L’ uomo ha chiesto di poter vedere il figlio di 9 anni e si è informato su come fare per poterlo incontrare al più presto. Una richiesta che confermerebbe le ipotesi avanzate il giorno prima dagli investigatori, che avevano legato il rientro in Italia di Bozzoli alla volontà di poter stare con il figlio. Il bambino era stato ascoltato in procura il 10 luglio, fino a tarda sera, in ambiente protetto e aveva confermato la versione già fornita agli investigatori dalla madre, Antonella Colossi: non sapeva dove si trovasse il padre.
Bozzoli è stato rintracciato e arrestato giovedì nella sua villa a Soiano, dopo 11 giorni di latitanza. Si era fatto crescere barba e baffi. Quando i militari dell’Arma lo hanno trovato, Bozzoli, che non era armato, non ha opposto resistenza. Fuggito in Spagna, a Marbella, aveva fatto rientro in Italia “nelle ultime abbondanti 24 ore”, utilizzando “auto prese a noleggio”. Non è dunque tornato con la sua Maserati Levante, avvistata l’ultima volta nel territorio bresciano lo scorso 23 giugno e ripresa dalle telecamere di sorveglianza tra Soiano, Manerba e Desenzano.
Con il passare delle ore si chiarisce come sia arrivata la svolta nella caccia all’uomo. Alle 5.30 di giovedì infatti uno dei sistemi di captazione installato dagli inquirenti ha rilevato un segnale che ha fatto capire che il fuggitivo era in provincia di Brescia, arrivato con un’auto a noleggio. A quel punto i militari hanno messo sotto sorveglianza tutte le proprietà della famiglia: le case di Brescia, Soiano del Lago e Marcheno ma anche le diverse fabbriche. Così come è stata ulteriormente rafforzata la sorveglianza sui familiari. Nel primo pomeriggio anche una delle telecamere della casa di Soiano del Lago, quella in cui Giacomo Bozzoli viveva con la compagna e il figlio fino a prima della latitanza, ha rimandato un segnale anomalo che è stato interpretato come la conferma che il latitante si trovasse all’interno.
Secondo il procuratore capo di Brescia, Francesco Prete, Bozzoli non aveva intenzione di costituirsi. La procura di Brescia ha aperto un fascicolo con l’ipotesi di ‘procurata inosservanza della pena’ e proseguono le “dovute” verifiche in merito alla fuga all’estero di Bozzoli, nei confronti del quale era stato anche spiccato un mandato di cattura internazionale.
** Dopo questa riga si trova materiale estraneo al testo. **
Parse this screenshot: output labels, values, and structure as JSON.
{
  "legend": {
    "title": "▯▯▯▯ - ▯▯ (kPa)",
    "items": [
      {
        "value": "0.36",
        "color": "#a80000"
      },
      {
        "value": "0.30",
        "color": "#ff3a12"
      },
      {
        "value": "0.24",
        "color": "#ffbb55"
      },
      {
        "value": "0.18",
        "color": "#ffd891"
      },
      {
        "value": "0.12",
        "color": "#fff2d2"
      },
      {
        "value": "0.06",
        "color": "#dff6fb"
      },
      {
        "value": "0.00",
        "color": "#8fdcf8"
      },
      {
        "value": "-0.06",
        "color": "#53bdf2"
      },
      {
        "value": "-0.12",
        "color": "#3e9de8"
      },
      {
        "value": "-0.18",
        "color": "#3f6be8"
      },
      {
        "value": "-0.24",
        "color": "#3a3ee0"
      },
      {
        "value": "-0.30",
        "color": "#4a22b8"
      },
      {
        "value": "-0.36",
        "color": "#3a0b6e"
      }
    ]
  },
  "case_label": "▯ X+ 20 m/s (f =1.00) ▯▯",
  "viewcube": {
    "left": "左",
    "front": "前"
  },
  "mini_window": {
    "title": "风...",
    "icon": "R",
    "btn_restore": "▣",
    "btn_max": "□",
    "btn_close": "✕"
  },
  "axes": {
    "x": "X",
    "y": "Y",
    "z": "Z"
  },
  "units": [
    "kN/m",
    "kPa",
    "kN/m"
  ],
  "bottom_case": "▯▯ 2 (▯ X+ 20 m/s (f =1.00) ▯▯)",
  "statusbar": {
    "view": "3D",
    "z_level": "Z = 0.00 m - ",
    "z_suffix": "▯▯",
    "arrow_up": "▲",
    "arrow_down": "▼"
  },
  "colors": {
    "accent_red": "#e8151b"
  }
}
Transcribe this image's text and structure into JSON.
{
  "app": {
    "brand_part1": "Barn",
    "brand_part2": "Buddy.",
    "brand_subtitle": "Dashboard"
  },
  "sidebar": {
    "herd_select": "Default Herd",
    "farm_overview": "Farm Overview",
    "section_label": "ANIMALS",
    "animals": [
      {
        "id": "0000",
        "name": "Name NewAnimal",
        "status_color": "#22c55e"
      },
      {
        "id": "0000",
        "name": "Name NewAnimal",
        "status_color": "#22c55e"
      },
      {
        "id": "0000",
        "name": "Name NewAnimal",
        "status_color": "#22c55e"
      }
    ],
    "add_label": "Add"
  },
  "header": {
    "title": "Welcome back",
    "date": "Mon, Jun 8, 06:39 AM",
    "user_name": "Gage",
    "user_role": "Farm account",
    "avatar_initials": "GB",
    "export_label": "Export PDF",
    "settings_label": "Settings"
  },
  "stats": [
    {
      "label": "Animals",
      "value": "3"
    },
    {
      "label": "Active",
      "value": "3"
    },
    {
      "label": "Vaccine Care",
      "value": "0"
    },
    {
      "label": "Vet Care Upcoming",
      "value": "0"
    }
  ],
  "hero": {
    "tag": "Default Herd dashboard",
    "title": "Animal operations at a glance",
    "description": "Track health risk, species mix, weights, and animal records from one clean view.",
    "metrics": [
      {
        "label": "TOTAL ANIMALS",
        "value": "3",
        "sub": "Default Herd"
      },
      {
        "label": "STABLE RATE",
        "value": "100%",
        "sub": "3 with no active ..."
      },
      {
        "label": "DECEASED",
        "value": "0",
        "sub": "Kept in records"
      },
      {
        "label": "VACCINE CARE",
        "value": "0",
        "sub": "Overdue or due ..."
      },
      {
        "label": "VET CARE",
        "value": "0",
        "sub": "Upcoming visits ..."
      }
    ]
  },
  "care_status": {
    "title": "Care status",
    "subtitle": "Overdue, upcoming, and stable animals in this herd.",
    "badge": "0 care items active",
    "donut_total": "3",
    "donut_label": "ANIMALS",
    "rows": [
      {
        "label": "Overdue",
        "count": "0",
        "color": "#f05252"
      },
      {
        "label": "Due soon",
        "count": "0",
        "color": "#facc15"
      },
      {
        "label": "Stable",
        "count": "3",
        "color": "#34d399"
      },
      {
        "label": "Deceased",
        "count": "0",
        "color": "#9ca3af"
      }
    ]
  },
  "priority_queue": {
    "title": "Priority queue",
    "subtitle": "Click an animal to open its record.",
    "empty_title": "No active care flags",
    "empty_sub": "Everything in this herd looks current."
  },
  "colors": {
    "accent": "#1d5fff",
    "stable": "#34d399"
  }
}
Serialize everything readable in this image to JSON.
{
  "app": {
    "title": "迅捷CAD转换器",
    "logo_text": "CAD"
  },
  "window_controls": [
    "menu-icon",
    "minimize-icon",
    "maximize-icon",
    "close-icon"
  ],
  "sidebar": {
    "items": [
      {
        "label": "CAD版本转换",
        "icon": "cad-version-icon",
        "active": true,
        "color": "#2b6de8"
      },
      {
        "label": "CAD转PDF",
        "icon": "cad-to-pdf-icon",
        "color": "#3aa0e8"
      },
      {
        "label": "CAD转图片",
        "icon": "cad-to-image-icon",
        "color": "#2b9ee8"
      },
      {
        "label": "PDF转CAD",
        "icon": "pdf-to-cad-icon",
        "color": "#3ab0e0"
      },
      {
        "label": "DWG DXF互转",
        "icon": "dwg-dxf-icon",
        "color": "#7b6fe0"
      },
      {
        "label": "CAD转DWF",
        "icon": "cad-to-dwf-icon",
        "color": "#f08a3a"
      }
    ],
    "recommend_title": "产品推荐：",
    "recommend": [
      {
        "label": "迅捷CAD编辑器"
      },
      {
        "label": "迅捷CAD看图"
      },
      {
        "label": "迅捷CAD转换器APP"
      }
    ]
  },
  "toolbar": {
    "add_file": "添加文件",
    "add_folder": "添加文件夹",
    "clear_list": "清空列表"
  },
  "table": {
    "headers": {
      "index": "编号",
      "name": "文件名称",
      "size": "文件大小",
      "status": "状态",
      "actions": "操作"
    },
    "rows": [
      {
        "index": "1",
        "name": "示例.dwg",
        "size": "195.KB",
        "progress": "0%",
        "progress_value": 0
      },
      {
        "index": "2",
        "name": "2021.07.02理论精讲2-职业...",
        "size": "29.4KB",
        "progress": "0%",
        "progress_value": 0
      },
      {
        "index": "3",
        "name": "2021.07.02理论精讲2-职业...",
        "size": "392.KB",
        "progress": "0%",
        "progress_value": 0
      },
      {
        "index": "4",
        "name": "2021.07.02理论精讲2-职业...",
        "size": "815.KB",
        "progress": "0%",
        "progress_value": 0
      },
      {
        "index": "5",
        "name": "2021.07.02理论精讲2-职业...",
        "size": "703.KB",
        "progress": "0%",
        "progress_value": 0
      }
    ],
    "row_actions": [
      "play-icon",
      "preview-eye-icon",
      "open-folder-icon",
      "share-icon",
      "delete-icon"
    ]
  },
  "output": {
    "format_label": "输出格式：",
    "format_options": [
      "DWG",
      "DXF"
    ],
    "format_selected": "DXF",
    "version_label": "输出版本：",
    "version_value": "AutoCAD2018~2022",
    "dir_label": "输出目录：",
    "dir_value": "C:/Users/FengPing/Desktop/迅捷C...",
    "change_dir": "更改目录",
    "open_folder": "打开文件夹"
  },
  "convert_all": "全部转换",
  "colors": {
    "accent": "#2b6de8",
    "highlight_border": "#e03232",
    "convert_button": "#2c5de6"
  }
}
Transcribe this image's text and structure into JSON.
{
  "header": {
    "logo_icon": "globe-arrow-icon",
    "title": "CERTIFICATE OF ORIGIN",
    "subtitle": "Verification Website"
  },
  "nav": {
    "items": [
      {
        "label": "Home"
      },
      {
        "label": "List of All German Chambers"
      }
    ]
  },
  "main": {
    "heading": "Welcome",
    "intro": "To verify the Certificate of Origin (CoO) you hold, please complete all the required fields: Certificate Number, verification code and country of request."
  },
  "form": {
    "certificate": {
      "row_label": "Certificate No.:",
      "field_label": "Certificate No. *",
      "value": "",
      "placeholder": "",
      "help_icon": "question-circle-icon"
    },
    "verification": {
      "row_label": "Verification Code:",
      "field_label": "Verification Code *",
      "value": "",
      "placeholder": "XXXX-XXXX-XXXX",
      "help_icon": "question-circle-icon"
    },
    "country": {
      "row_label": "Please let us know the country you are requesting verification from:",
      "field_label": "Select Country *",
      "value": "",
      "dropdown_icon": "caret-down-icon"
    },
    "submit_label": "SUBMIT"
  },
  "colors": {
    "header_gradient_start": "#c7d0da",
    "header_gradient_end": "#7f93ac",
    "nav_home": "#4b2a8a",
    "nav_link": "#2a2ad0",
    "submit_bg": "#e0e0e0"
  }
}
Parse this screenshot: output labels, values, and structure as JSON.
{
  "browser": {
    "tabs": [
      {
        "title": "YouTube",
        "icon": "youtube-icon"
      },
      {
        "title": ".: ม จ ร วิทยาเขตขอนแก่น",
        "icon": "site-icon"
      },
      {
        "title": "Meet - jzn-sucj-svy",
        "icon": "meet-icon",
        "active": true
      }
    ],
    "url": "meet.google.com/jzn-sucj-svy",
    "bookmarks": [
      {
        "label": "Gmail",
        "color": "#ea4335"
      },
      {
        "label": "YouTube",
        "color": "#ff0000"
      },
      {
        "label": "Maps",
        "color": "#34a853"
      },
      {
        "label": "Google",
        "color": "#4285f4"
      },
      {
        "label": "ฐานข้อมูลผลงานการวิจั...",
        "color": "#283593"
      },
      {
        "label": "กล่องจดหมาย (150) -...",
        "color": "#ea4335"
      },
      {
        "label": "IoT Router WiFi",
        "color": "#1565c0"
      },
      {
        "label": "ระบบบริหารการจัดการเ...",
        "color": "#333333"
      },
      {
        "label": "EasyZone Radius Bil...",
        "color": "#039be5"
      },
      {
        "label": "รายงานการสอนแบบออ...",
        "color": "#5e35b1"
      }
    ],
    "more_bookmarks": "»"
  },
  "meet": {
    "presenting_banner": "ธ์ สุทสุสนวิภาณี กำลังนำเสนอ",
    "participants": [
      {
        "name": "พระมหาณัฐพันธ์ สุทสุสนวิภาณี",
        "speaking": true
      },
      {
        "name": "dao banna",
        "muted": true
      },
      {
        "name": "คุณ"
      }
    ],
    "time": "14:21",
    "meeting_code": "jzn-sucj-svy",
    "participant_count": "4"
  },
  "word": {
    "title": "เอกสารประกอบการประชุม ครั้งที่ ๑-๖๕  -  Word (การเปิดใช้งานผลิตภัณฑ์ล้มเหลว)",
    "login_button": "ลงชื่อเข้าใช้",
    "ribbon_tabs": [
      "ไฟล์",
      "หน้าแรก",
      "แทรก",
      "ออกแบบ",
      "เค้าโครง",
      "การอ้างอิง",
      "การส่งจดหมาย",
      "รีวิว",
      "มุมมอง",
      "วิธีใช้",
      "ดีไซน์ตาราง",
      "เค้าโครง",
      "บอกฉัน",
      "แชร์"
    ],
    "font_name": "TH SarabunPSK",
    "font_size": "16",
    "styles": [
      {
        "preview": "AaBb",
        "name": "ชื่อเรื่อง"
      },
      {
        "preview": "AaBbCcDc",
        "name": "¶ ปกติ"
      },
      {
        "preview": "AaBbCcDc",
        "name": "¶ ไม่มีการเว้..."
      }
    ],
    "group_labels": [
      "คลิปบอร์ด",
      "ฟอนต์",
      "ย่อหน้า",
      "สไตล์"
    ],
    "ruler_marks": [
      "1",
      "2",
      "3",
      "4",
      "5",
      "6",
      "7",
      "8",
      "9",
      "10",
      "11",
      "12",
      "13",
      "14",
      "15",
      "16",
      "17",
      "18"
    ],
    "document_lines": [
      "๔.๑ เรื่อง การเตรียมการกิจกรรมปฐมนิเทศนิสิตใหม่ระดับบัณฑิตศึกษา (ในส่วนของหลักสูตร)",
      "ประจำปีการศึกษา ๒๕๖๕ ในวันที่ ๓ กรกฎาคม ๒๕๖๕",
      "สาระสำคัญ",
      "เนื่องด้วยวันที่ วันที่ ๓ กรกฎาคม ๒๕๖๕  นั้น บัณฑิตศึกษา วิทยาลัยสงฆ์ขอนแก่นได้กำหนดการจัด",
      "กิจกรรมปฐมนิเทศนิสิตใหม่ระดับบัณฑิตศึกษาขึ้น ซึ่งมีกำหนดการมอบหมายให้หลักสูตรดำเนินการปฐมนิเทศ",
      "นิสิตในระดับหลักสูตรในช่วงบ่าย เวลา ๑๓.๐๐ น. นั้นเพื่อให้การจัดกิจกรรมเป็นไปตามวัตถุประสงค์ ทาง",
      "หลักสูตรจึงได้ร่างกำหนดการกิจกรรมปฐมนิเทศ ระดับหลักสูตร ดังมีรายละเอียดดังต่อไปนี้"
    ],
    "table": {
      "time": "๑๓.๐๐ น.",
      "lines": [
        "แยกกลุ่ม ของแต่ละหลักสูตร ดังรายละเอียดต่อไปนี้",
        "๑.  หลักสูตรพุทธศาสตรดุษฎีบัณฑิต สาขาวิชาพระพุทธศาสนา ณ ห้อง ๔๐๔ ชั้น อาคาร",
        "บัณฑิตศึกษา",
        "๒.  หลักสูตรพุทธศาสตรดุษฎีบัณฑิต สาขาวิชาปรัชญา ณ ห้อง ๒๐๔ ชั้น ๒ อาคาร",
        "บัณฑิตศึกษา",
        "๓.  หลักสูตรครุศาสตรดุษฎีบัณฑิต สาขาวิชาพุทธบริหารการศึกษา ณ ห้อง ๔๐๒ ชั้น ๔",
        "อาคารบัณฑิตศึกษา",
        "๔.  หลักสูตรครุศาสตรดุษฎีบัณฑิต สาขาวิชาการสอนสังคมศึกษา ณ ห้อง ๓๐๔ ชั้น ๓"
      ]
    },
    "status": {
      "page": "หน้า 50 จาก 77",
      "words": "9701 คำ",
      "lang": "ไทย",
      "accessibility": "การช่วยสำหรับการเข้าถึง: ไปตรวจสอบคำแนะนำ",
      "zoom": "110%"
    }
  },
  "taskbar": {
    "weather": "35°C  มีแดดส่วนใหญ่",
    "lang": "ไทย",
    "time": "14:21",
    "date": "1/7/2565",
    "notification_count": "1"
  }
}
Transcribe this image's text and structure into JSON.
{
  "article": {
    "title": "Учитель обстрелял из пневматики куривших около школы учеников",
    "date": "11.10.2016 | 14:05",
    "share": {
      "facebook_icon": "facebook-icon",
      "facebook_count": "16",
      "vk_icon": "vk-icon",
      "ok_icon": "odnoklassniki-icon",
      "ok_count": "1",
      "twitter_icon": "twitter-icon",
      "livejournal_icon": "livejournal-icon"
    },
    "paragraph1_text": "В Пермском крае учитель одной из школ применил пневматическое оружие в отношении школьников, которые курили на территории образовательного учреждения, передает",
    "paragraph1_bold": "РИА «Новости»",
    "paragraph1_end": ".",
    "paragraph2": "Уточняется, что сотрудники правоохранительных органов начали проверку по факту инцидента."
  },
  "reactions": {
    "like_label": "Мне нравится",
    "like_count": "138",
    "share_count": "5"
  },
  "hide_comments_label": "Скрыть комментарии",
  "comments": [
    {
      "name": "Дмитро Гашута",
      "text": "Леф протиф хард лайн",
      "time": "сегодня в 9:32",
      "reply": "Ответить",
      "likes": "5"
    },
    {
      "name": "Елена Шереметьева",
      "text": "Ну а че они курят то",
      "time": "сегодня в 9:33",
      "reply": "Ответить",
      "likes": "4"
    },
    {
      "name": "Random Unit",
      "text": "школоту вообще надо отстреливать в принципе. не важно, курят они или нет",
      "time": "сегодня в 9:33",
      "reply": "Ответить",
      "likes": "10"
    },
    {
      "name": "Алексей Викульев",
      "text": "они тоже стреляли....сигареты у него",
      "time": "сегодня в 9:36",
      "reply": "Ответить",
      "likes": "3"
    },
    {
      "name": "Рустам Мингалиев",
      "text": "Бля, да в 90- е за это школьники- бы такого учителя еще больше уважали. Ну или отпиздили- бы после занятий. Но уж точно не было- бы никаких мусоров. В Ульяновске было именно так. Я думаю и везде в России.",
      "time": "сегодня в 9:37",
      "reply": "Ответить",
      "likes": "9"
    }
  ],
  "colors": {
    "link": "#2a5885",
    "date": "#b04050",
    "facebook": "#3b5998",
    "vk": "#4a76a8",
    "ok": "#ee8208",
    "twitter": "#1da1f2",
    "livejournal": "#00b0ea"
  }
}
Non manca poi un nuovo colpo di scena. Bozzoli, proclamandosi innocente, ha infatti detto di avere un testimone austriaco che lo scagionerebbe. Lo ha riferito al procuratore capo annunciando anche di avergli inviato una lettera – in copia anche al procuratore generale Guido Rispoli e al presidente della prima sezione penale Roberto Spanò, il primo giudice che lo ha condannato – che però nessuno ha ancora ricevuto.
Giacomo Bozzoli lo scorso primo luglio è stato condannato dalla Cassazione per l’omicidio dello zio, Mario Bozzoli, avvenuto l’8 ottobre del 2015. Il corpo era stato gettato nel forno della fonderia di famiglia a Marcheno. Per i giudici, Bozzoli avrebbe aggredito lo zio vicino ai forni e avrebbe chiesto a un dipendente – trovato morto, dopo essersi suicidato, il 18 ottobre 2015 – di ‘disfarsi’ del cadavere dietro compenso.